Estou aqui hoje porque, se ler a resposta escrita da TAP, é exatamente isso. Estão a tentar destruir a minha reputação, o meu passado. Dizem todo o tipo de coisas a meu respeito que não são verdade, que não tive nada que ver com o sucesso da empresa e com os resultados positivos. Como acha que se sente uma diretora-executiva que trabalhou 24 horas, sete dias por semana, quando dizem que não tive nada a ver com isso, porque a indústria estava muito bem? Não foi a primeira vez que a indústria esteve muito bem, mas foi a primeira vez que a TAP teve resultados tão positivos. Portanto, essa correlação não funciona. Em segundo lugar, em 2021, pouco antes de a última versão do plano ter sido apresentada à CPI, tivemos uma longa discussão sobre qual seria a capacidade da estratégia após 2022. Foi uma longa discussão em 2021 comigo na administração. Fui eu que defendi o aumento da capacidade em 2023, contra outras perspetivas na mesa. E deu resultado.

Qual foi o seu papel no sucesso da TAP no ano que passou? Foi o melhor resultado de sempre.
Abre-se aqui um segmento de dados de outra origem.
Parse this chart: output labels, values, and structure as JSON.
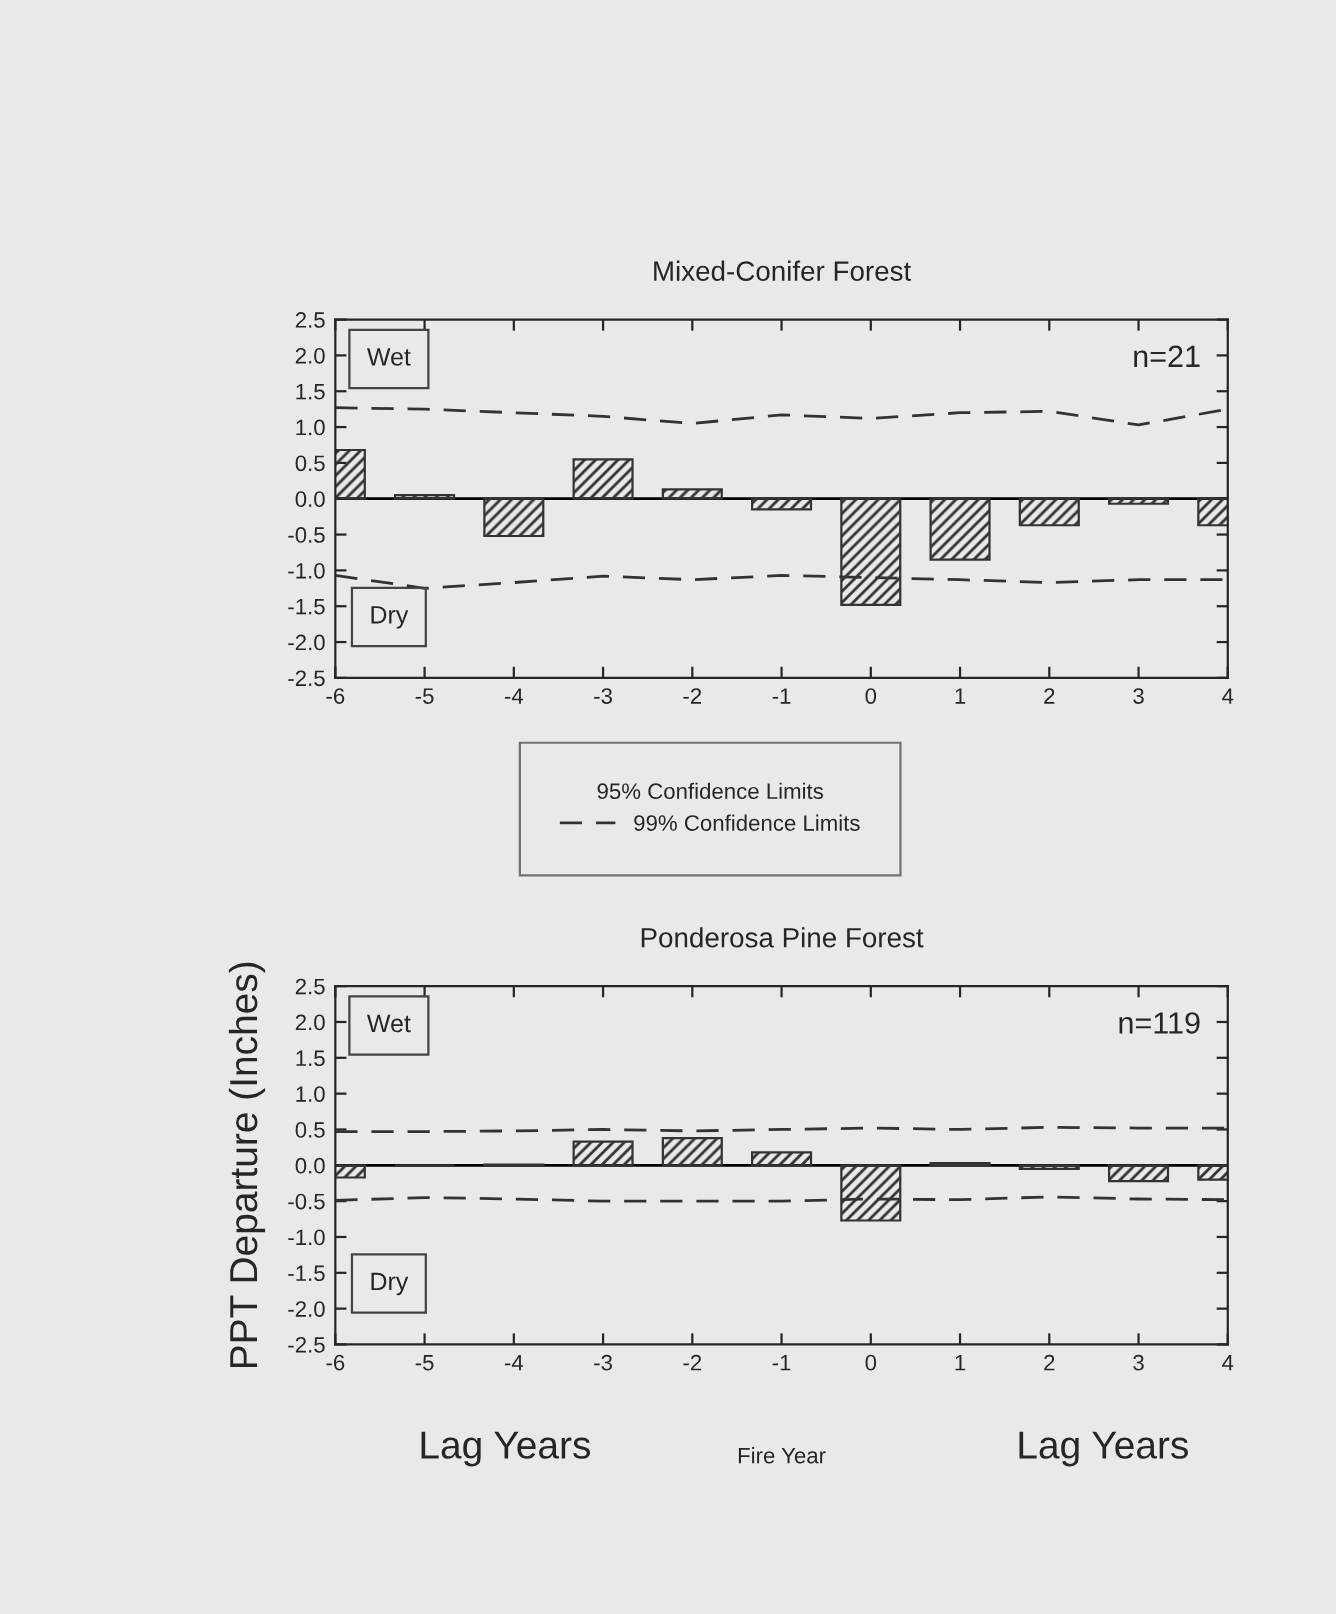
{
  "chart_data": [
    {
      "type": "bar",
      "title": "Mixed-Conifer Forest",
      "x": [
        -6,
        -5,
        -4,
        -3,
        -2,
        -1,
        0,
        1,
        2,
        3,
        4
      ],
      "series": [
        {
          "color": "#333333",
          "values": [
            0.68,
            0.05,
            -0.52,
            0.55,
            0.13,
            -0.15,
            -1.48,
            -0.85,
            -0.37,
            -0.07,
            -0.37
          ]
        },
        {
          "type": "line",
          "name": "99% Confidence Limits",
          "color": "#333333",
          "line_style": "dashed",
          "values": [
            1.27,
            1.25,
            1.2,
            1.15,
            1.05,
            1.17,
            1.12,
            1.2,
            1.22,
            1.03,
            1.25
          ]
        },
        {
          "type": "line",
          "color": "#333333",
          "line_style": "dashed",
          "values": [
            -1.07,
            -1.25,
            -1.17,
            -1.08,
            -1.13,
            -1.07,
            -1.1,
            -1.13,
            -1.17,
            -1.13,
            -1.13
          ]
        }
      ],
      "legend": "bottom",
      "legend_title": "95% Confidence Limits",
      "annotations": [
        "Wet",
        "Dry",
        "n=21"
      ],
      "xlim": [
        -6,
        4
      ],
      "xticks": [
        -6,
        -5,
        -4,
        -3,
        -2,
        -1,
        0,
        1,
        2,
        3,
        4
      ],
      "ylim": [
        -2.5,
        2.5
      ],
      "yticks": [
        {
          "value": -2.5,
          "label": "-2.5"
        },
        {
          "value": -2.0,
          "label": "-2.0"
        },
        {
          "value": -1.5,
          "label": "-1.5"
        },
        {
          "value": -1.0,
          "label": "-1.0"
        },
        {
          "value": -0.5,
          "label": "-0.5"
        },
        {
          "value": 0,
          "label": "0.0"
        },
        {
          "value": 0.5,
          "label": "0.5"
        },
        {
          "value": 1.0,
          "label": "1.0"
        },
        {
          "value": 1.5,
          "label": "1.5"
        },
        {
          "value": 2.0,
          "label": "2.0"
        },
        {
          "value": 2.5,
          "label": "2.5"
        }
      ]
    },
    {
      "type": "bar",
      "title": "Ponderosa Pine Forest",
      "ylabel": "PPT Departure (Inches)",
      "xlabel": "Fire Year",
      "x": [
        -6,
        -5,
        -4,
        -3,
        -2,
        -1,
        0,
        1,
        2,
        3,
        4
      ],
      "series": [
        {
          "color": "#333333",
          "values": [
            -0.17,
            0,
            0.01,
            0.33,
            0.38,
            0.18,
            -0.77,
            0.03,
            -0.05,
            -0.22,
            -0.2
          ]
        },
        {
          "type": "line",
          "color": "#333333",
          "line_style": "dashed",
          "values": [
            0.47,
            0.47,
            0.48,
            0.5,
            0.48,
            0.5,
            0.52,
            0.5,
            0.53,
            0.52,
            0.52
          ]
        },
        {
          "type": "line",
          "color": "#333333",
          "line_style": "dashed",
          "values": [
            -0.49,
            -0.45,
            -0.47,
            -0.5,
            -0.5,
            -0.5,
            -0.47,
            -0.48,
            -0.44,
            -0.47,
            -0.48
          ]
        }
      ],
      "legend": false,
      "annotations": [
        "Wet",
        "Dry",
        "n=119",
        "Lag Years",
        "Lag Years"
      ],
      "xlim": [
        -6,
        4
      ],
      "xticks": [
        -6,
        -5,
        -4,
        -3,
        -2,
        -1,
        0,
        1,
        2,
        3,
        4
      ],
      "ylim": [
        -2.5,
        2.5
      ],
      "yticks": [
        {
          "value": -2.5,
          "label": "-2.5"
        },
        {
          "value": -2.0,
          "label": "-2.0"
        },
        {
          "value": -1.5,
          "label": "-1.5"
        },
        {
          "value": -1.0,
          "label": "-1.0"
        },
        {
          "value": -0.5,
          "label": "-0.5"
        },
        {
          "value": 0,
          "label": "0.0"
        },
        {
          "value": 0.5,
          "label": "0.5"
        },
        {
          "value": 1.0,
          "label": "1.0"
        },
        {
          "value": 1.5,
          "label": "1.5"
        },
        {
          "value": 2.0,
          "label": "2.0"
        },
        {
          "value": 2.5,
          "label": "2.5"
        }
      ]
    }
  ]
}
Foi o melhor resultado de sempre e, repito, fi-lo com a minha equipa, mas acho que é uma mentira dizerem que não tive nada que ver com isso porque está nos documentos. Dizem que foi apenas o impacto da indústria na empresa. Isso é errado, porque é preciso uma estratégia, é preciso a execução, é preciso a organização, e é preciso que todos estejam alinhados para o mesmo objetivo, que foi o que fizemos. 

Li alguns pontos da resposta da TAP ao processo, ao litígio que está em curso. Eles dizem também que o que foi crucial foi a negociação que aconteceu entre as autoridades portuguesas e a TAP e a Comissão Europeia, antes da sua chegada. Eles afirmam que houve uma espécie de… Chegou no baile de inauguração, permita-me usar esta expressão. É isso que a TAP diz.

Está completamente errado. Lembro que entrei em junho de 2021 e a aprovação do plano foi apenas em dezembro de 2021. Quando entrei, o plano devia ser aprovado nos dia seguintes. Demorou seis meses. Seis meses de trabalho árduo. Não foi apenas trabalho meu, mas trouxe o meu conhecimento para esse processo. Quando entrei em junho, a questão dos slots nem estava em cima da mesa. De repente, percebemos que tínhamos de negociar. Portanto, recrutei especialistas, porque conheço o ramo, estou na indústria há 30 anos. Não há muitos especialistas no mundo que consigam negociar o acordo certo para a empresa. Sou especialista em slots? Sei bastante, mas o mais importante para mim foi ter humildade para trazer os melhores do ramo para garantir que conseguíamos o melhor acordo. Foi isso que fizemos e foi por isso que, quando tivemos de ceder um número de slots, minimizámo-los o máximo possível.

A resposta da TAP, e a posição da TAP no processo, foi assinada por advogados. 

Dez advogados! Estou muito orgulhosa, porque a minha ação só foi assinada por um advogado. É um contra dez.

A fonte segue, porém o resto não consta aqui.